Origin Labelling on meat packaging provides information on the country of an animal’s birth, rearing and slaughter. It has been a requirement for unprocessed beef since 2000, when it was introduced as a measure to control the spread of BSE. From April 2015 it will be extended to unprocessed pig, poultry, sheep and goat products, including meat which is fresh, chilled or frozen.

The extension of origin labelling has been one of a number of measures introduced by the EU to improve food safety and consumer confidence following highly publicised cases of ‘food fraud’, such as the 2013 horsemeat scandal.  Work undertaken by the European Commission in 2013 found that over 90% of respondents want to know in which country their meat was produced. Depending on the Member State, 30-50% of the meat produced becomes an ingredient in a processed food product.  Some farming organisations such as NFU Cymru  have expressed support for these proposals. NFU Cymru:

“…clear labelling of these processed foods is essential to let the consumers know, not only what they are buying but where the ingredients actually originate from in the first place…Like the proposals in the resolution, we believe that labelling the origin of meat used as an ingredient in foods will help ensure better traceability along the food supply chain…It will also help create more stable relationships between meat suppliers and processors and increased diligence when food business operators choose their suppliers and products.”

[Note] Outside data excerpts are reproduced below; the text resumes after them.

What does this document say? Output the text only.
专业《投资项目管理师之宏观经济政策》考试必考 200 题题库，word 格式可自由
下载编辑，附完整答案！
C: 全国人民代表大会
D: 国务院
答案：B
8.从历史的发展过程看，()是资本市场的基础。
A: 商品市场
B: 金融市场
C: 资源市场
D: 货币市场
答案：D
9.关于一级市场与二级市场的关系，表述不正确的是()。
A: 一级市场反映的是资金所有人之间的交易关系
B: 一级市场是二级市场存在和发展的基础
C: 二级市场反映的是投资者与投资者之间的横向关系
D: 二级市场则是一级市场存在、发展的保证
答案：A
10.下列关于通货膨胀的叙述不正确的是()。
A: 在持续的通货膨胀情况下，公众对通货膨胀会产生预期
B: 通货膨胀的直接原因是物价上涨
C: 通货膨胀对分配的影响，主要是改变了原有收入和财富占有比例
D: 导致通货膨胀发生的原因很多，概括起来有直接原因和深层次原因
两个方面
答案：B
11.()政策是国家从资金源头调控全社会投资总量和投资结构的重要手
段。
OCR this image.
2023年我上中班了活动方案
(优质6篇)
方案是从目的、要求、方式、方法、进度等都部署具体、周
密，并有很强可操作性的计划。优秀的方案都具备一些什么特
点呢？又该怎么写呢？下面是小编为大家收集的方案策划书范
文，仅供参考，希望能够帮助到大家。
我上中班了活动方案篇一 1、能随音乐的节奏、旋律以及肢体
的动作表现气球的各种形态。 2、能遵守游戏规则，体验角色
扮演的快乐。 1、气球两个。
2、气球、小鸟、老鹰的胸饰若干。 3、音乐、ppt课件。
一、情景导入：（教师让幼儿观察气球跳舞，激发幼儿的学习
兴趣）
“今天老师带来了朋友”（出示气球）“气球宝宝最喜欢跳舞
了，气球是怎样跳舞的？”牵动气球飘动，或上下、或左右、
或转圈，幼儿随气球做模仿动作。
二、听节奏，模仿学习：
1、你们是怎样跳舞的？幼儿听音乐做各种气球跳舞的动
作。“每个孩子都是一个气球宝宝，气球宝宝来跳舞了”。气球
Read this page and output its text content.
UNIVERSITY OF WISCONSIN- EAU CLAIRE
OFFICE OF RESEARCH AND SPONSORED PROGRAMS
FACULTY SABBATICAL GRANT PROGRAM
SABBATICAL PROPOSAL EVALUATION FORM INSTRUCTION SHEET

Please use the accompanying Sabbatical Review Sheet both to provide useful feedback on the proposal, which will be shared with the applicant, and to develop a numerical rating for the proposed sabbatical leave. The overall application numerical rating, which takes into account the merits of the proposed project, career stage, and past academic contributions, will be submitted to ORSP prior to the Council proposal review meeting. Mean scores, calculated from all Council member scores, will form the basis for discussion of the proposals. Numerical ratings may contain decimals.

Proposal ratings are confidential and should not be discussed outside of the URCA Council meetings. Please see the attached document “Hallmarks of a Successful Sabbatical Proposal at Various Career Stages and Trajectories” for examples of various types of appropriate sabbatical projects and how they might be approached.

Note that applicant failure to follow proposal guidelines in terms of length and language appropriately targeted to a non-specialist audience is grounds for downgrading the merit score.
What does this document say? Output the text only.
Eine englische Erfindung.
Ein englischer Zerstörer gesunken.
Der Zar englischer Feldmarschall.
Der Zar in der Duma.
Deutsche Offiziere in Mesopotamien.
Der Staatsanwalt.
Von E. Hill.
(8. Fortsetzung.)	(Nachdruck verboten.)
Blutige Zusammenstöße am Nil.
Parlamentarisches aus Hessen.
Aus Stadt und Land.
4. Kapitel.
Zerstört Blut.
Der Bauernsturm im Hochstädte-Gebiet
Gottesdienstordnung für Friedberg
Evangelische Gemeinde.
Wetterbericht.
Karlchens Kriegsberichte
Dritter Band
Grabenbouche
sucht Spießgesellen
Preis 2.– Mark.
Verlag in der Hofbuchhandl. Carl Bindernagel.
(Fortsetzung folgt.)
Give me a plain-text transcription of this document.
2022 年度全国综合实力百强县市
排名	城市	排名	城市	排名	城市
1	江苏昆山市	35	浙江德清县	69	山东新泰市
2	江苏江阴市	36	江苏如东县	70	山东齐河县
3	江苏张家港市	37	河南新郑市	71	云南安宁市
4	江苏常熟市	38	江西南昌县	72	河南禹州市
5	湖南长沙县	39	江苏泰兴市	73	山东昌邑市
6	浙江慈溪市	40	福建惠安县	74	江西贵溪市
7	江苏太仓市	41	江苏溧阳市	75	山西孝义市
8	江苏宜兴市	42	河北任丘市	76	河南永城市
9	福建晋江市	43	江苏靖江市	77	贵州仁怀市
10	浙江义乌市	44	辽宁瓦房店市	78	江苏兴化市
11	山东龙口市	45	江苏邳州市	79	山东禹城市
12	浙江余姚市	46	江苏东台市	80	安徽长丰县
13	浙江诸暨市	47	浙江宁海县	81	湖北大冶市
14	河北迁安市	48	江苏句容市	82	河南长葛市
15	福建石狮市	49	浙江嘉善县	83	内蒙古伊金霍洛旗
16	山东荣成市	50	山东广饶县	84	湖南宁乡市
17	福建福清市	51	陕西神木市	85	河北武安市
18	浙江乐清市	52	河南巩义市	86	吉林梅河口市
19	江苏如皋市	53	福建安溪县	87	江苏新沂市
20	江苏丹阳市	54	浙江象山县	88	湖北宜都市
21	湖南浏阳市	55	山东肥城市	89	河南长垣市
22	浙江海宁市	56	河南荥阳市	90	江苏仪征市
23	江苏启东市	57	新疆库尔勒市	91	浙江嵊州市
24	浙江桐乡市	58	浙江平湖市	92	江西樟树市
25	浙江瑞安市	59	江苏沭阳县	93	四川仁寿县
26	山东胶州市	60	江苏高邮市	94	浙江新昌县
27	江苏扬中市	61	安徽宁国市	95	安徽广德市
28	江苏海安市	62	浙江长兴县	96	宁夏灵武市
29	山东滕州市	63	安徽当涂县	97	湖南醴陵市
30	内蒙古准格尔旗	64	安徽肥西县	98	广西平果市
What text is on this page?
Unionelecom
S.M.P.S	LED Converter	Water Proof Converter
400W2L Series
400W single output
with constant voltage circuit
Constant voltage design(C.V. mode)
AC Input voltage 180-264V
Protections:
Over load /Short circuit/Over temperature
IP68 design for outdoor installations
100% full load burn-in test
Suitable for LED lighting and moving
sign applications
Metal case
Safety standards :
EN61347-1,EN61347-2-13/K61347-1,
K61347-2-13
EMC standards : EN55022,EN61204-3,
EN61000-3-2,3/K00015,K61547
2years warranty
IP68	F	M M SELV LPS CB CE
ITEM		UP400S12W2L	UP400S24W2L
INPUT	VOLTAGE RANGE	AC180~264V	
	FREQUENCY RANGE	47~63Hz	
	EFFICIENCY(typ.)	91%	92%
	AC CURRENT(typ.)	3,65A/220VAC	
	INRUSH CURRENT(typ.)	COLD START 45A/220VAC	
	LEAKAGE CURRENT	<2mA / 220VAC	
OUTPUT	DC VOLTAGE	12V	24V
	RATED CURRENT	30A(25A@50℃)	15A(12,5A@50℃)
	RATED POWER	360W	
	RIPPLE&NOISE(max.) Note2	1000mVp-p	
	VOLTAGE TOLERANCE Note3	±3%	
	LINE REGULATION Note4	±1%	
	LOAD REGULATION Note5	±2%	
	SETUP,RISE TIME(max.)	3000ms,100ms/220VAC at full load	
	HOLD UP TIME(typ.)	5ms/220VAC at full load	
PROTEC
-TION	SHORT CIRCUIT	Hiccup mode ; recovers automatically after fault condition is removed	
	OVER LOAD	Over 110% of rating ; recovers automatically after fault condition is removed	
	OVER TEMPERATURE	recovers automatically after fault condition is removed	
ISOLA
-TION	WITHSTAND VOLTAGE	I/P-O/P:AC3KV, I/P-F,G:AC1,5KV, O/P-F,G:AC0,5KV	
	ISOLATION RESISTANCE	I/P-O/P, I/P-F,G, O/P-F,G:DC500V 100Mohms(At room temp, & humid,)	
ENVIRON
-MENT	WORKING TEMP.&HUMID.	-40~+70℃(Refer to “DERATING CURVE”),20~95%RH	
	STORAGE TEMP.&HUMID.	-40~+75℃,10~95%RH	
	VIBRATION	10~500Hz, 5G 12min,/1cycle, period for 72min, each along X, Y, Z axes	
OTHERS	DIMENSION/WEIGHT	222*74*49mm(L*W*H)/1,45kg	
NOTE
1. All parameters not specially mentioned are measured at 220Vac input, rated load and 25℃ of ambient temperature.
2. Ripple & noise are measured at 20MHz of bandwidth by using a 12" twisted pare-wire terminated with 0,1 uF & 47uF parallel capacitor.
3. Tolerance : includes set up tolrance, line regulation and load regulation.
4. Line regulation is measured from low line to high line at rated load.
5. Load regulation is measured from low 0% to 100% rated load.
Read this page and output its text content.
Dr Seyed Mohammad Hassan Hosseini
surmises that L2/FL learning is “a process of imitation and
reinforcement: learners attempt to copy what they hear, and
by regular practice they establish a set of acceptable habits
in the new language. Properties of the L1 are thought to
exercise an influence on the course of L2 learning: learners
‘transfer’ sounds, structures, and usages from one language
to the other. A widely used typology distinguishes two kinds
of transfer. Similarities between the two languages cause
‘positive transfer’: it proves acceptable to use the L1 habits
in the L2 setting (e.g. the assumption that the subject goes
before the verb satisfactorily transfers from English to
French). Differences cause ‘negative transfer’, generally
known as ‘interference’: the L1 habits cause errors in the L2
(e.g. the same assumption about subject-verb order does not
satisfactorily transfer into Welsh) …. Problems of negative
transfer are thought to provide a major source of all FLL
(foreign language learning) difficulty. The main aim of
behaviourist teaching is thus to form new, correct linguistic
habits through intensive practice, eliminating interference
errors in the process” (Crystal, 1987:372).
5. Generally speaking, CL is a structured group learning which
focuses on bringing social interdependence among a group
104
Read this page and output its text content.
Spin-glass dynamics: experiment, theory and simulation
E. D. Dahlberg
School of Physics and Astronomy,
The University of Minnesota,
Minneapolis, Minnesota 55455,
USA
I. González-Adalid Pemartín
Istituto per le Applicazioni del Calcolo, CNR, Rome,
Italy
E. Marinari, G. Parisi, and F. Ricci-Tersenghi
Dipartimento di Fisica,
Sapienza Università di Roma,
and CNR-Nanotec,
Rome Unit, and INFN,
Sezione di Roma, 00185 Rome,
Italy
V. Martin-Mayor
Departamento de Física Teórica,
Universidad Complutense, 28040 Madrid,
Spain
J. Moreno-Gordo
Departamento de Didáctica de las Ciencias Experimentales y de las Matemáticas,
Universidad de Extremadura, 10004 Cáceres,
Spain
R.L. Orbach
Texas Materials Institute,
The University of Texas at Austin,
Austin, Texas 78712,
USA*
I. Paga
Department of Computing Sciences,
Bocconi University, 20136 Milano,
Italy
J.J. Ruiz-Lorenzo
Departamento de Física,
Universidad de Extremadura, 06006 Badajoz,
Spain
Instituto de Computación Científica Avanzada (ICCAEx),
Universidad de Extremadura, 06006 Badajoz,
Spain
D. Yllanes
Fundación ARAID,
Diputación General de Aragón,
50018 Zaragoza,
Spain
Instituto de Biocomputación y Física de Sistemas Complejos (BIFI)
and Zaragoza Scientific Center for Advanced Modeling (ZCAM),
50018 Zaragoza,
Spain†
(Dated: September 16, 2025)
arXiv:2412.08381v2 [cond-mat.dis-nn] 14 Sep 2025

However, the European Commission has been reluctant to introduce such measures over concerns that it could ultimately increase the price of food.  A 2013 EU Commission report on food labelling estimated that prices could increase by 15 to 50%, depending on the product. This view has been supported by the Food and Drink Federation (FDF) who argue that the new legislation would be too expensive and complicated to implement:

“…legislation to require origin labelling would be burdensome to achieve; increase costs; contribute little to improving consumer information; further complicate the label; and would have no impact on food safety”.

MEPs have disputed these findings, citing a French study which calculated the extra cost would only be around 1.5 Euro cents for a product such as a frozen beef lasagne. They have called on the European Commission to undertake further analysis of its figures.